Tetapi jika lahan itu diberikan kepada korporasi, yang terjadi adalah kerugian seperti yang sudah dijelaskan tadi. Korporasi hanya mengeksploitasi lahan baik berupa hasil hutan maupun tambang untuk keuntungan satu orang saja, tetapi tidak memberikan keuntungan lebih kepada negara bahkan masyarakat adat.
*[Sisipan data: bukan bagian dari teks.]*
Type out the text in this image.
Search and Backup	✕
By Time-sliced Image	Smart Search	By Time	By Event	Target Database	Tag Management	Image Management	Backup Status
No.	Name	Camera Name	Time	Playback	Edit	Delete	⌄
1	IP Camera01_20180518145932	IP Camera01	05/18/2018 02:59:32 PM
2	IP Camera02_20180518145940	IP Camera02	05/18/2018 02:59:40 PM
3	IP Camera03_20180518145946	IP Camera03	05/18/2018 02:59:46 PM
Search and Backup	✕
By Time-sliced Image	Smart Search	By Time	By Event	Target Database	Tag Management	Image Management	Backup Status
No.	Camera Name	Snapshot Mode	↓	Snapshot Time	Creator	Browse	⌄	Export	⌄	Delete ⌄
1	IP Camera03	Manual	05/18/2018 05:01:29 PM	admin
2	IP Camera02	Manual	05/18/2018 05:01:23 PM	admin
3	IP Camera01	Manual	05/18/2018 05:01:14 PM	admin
Satuharapan.com: Dampak sosialnya apa?
Wahyu Wagiman: Pertama, setelah kehilangan tanahnya, mereka akan menjadi buruh, di mana ketika mereka menjadi buruh, otomatis derajat kehidupannya turun dari penguasa lahan menjadi buruh atau pekerja, penghasilannya pun akan banyak berkurang. Ketika tingkat kesejahteraan mereka turun, berimplikasi pada tidak terpenuhinya kebutuhan dasar mereka, anak mereka kemungkinan tidak bisa sekolah. Ketika anak-anaknya tidak bisa sekolah, mereka akan menjadi buruh seperti bapaknya.
Sekalipun mereka pergi ke kota, mereka pasti akan menjadi pekerja informal, atau kuli bangunan. Sedangkan bagi perempuan ada yang sampai menjadi pekerja rumah tangga (PRT) ke luar negeri, bahkan pada beberapa kasus terjadi perdagangan manusia (human trafficking), itu banyak terjadi di Kalimantan, wilayah perbatasan Indonesia dan Malaysia.
Jika kita tinjau ke belakang, semua masalah itu ada kaitannya dengan kebijakan agraria yang salah dari pemerintahan SBY.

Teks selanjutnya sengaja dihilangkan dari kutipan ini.